Grief Has a Name
A full ten minutes at sunset, hundreds
of crows fly south over the woods.
Moments after the last one,
snow blows in from the north.
I follow sheep trails across the fields,
unwind details I have been avoiding,
mental terrain more suited
for moose than human.
Mom’s two birthday balloons cling
together in her dining room for a day,
before one migrates to the kitchen
and the other moves into her bedroom.
A day later, the bedroom balloon
floats into Dad’s study to stay
just above the books. Dad must be
directing this scene from beyond.
In my dream, he fades into view
in the doorway holding a basketball,
says nothing, watches while I read
on the sofa, then drifts away.
Grief wants me to call it by name,
knows all 360 joints in my body,
tapes their seams to keep itself
from floating into oblivion.
All the Sounds of Summer
As gently as he once held a fledgling blue jay,
he cradles his sister’s arm, traces each of the thin,
horizontal lines he never knew were there,
saddened by scars not yet faded to white.
All the sounds of summer vanish
as he enters into her night and wonders at the fluency
of hands that treat the body in such disparate ways.
How to fathom the plight of molecules gone awry?
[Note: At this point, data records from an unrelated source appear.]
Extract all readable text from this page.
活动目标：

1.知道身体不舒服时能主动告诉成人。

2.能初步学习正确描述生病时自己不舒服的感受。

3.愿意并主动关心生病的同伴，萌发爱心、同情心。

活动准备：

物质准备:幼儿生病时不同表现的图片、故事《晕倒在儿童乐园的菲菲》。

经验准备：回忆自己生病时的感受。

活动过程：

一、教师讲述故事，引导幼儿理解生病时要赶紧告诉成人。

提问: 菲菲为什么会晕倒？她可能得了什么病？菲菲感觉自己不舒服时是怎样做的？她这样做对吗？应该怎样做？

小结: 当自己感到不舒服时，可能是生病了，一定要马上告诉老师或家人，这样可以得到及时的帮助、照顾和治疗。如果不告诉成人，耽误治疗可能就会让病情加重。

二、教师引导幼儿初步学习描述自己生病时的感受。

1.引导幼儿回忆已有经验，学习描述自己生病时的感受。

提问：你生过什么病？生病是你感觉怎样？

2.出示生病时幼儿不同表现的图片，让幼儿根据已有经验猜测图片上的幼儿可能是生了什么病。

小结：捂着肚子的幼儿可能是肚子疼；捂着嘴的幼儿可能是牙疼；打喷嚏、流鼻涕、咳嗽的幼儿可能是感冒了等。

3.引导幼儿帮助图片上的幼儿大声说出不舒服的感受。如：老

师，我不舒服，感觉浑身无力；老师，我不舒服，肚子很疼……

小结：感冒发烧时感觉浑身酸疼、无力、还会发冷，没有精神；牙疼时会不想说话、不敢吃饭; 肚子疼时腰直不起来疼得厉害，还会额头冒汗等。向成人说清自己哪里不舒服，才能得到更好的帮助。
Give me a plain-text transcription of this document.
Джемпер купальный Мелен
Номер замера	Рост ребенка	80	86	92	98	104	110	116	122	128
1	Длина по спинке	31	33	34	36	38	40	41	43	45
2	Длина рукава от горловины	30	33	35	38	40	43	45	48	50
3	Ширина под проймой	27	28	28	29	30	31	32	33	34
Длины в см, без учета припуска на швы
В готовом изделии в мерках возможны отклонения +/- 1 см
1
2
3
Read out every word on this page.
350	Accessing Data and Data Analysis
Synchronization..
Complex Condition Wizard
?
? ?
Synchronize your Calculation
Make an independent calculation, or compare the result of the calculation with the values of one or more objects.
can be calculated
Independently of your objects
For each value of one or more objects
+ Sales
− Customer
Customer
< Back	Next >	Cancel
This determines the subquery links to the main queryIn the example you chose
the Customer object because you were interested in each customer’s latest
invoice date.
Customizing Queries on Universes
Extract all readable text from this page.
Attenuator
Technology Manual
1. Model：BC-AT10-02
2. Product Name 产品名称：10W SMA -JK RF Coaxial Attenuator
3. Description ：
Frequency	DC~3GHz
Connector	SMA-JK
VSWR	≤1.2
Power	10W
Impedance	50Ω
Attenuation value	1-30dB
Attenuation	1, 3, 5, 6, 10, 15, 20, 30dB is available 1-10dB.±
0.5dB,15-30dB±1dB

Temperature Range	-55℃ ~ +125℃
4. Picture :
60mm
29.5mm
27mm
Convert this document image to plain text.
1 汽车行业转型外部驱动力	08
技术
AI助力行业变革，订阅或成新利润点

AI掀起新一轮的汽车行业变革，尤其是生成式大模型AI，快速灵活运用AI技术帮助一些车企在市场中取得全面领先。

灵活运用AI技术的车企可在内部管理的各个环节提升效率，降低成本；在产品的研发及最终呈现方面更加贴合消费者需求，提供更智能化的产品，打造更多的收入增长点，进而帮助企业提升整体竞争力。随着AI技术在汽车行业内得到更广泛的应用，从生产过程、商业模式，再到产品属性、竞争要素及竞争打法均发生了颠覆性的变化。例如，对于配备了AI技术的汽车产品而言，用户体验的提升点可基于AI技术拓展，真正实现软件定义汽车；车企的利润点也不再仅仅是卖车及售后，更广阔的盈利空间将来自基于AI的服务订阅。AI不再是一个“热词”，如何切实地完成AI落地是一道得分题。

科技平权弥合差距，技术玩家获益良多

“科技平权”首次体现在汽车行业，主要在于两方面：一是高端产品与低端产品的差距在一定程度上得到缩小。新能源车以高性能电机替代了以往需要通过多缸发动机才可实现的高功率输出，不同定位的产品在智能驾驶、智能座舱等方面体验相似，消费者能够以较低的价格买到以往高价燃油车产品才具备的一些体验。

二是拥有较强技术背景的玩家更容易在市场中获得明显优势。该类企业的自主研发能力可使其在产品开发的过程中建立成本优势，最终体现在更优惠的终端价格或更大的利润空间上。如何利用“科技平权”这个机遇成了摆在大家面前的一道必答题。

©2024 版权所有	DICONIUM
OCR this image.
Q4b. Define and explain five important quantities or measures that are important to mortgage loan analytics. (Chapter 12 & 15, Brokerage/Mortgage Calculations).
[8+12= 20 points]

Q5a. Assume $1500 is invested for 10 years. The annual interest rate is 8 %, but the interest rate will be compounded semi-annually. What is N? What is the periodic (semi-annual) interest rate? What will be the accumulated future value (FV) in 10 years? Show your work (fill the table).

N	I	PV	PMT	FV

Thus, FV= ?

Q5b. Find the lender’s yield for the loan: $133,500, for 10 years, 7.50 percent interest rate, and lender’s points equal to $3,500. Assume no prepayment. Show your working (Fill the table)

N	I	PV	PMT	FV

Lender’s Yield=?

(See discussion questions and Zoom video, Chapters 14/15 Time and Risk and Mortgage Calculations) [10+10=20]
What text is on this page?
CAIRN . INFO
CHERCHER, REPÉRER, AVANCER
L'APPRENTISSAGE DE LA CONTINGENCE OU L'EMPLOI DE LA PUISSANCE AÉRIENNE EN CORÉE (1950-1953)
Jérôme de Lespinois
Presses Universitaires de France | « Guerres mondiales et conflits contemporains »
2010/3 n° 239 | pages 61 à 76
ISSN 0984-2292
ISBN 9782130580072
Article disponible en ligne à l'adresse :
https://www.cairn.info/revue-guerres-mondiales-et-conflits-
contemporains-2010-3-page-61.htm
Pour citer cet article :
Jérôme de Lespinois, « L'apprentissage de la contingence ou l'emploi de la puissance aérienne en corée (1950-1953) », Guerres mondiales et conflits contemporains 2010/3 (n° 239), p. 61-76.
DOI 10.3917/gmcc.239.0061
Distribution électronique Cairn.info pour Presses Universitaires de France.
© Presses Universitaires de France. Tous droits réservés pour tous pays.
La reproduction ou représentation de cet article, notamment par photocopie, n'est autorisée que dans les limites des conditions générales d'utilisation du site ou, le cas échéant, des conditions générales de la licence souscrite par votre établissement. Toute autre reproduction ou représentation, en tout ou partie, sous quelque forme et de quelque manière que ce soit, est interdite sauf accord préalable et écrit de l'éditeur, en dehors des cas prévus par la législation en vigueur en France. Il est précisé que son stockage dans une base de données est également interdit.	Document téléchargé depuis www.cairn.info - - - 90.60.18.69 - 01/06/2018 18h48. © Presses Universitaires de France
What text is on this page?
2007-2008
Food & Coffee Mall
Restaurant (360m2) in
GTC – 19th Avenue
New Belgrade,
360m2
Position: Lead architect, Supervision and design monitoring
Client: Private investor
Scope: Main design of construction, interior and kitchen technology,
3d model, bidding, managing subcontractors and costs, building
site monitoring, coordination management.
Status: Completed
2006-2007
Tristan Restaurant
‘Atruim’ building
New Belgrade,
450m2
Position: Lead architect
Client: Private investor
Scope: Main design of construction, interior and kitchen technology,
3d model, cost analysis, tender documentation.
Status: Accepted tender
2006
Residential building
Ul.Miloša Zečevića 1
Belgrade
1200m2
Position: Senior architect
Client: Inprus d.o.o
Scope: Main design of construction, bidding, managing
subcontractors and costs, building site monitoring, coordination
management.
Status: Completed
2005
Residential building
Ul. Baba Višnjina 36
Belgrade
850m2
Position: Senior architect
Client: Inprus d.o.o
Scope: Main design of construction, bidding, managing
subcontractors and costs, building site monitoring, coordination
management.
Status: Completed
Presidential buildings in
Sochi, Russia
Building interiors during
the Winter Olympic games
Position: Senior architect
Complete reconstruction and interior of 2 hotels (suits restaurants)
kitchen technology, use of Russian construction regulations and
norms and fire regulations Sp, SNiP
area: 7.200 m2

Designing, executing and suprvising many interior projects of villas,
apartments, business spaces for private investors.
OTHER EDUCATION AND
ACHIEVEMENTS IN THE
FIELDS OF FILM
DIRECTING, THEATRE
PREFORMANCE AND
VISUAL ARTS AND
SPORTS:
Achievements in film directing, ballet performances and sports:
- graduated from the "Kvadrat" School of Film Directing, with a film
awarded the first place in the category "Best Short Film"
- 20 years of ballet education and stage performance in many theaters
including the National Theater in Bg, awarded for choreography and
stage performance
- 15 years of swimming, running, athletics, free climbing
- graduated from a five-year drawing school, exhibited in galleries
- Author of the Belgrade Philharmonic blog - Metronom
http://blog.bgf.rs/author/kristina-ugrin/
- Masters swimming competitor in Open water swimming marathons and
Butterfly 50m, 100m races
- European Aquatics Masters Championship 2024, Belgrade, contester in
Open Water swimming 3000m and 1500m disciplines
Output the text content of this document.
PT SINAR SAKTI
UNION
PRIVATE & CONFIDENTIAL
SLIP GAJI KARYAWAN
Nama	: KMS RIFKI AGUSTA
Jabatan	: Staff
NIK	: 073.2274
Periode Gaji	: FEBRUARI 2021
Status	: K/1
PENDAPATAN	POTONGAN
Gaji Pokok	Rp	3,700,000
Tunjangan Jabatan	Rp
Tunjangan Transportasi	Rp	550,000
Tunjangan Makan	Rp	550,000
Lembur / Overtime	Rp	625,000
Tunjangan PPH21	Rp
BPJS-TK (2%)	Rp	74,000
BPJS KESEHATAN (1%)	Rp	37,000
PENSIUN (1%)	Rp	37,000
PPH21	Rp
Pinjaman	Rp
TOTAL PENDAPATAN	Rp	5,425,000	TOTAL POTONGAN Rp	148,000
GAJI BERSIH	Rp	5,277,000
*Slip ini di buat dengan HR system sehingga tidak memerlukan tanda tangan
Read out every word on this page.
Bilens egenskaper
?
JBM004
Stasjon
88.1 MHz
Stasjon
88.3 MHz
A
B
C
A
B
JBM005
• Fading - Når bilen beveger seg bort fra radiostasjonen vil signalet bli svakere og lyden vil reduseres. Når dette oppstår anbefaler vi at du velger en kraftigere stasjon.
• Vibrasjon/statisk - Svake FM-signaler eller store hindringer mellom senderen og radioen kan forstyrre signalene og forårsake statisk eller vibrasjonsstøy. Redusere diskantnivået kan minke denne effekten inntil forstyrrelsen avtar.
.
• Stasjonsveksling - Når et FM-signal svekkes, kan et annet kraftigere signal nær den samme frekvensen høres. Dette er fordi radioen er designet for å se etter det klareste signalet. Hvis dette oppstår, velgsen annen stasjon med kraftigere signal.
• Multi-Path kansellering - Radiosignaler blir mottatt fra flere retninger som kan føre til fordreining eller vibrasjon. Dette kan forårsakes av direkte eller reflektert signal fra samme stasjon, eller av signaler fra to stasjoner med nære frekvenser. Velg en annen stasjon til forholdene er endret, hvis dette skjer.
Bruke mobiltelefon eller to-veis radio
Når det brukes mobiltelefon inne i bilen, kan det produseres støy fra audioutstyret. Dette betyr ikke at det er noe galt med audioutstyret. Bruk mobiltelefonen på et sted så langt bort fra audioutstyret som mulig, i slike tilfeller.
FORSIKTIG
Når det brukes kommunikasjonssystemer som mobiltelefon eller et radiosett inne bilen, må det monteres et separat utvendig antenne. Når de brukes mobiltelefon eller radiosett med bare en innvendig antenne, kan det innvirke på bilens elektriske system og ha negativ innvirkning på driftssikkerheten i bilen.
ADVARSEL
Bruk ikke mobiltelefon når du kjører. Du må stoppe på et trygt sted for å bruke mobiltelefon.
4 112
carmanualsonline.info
Ever distressed at the sight of his own blood,
though he understands artery over vein, he can’t
understand pain that calls out for more pain and hopes
his sister will fly, as the fledgling he buried never did.
for Mary P. and Minnow
I offer to walk with her on the nearby trail,
get her out of the house for a while.
We greet Archie and Jughead, the goats
with curly horns, as we pass their pen.
I pick up a guinea hen feather to bring home.
She sets a brisk pace as we leave the farm.
It hasn’t hit her yet, this unexpected freedom.
She stops short, as if she’s seen an apparition.
A cow stares at us through the brush.
What are you doing way over here by the fence?
Shouldn’t you be over with the horses?
This moody cow moves around the horse pasture
every day, rarely spends time with the other cows,
sometimes goes off by herself to figure things out.
We leave the cow to her moping, resume walking,
then she stops, looks back down the trail.
Wait. Am I even supposed to leave the farm?
I have babies back there, you know.
I reassure her that it’s fine to take a break,
she nursed her puppies, she needs fresh air.
She catches a whiff of spring and trots off.
The robins and redwing blackbirds are singing,
the stream is flowing, the spring scents
keep enticing, we continue our walk.
A bit further and she stops again, looks back
the way we’ve come, looks up at me.
Are you sure I was supposed to leave?
My puppies might need me, you know.
I try to persuade her to keep walking,
but no luck. We turn back, the cow
is still at the fence, but she doesn’t notice,
she is so excited to return to her seven pups—
lick them all over, move them around
with her paws and nose so they all
get a turn to nurse—be a good mother.
Meg Freer grew up in Montana and now teaches piano in Kingston, Ontario, where she enjoys the outdoors year-round. Her prose, photos, and poems have won awards in North America and overseas and have been published in journals such as Ruminate, Juniper Poetry, Vallum Contemporary Poetry, Arc Poetry, Eastern Iowa Review, and Borrowed Solace.
2 thoughts on “Three Poems by Meg Freer”
Lovely poems! So inviting to walk through remembered grief, the story of wrist slashes from attempted suicide, the loneliness of a mother out surviving her husband told in two drifting, separated ballons, the call of being a new mother. Meg lets in a refreshing puff of wind and sister ship with the moody cow on a backdrop of human frailty.
Wonderfully filling, nurturing poems.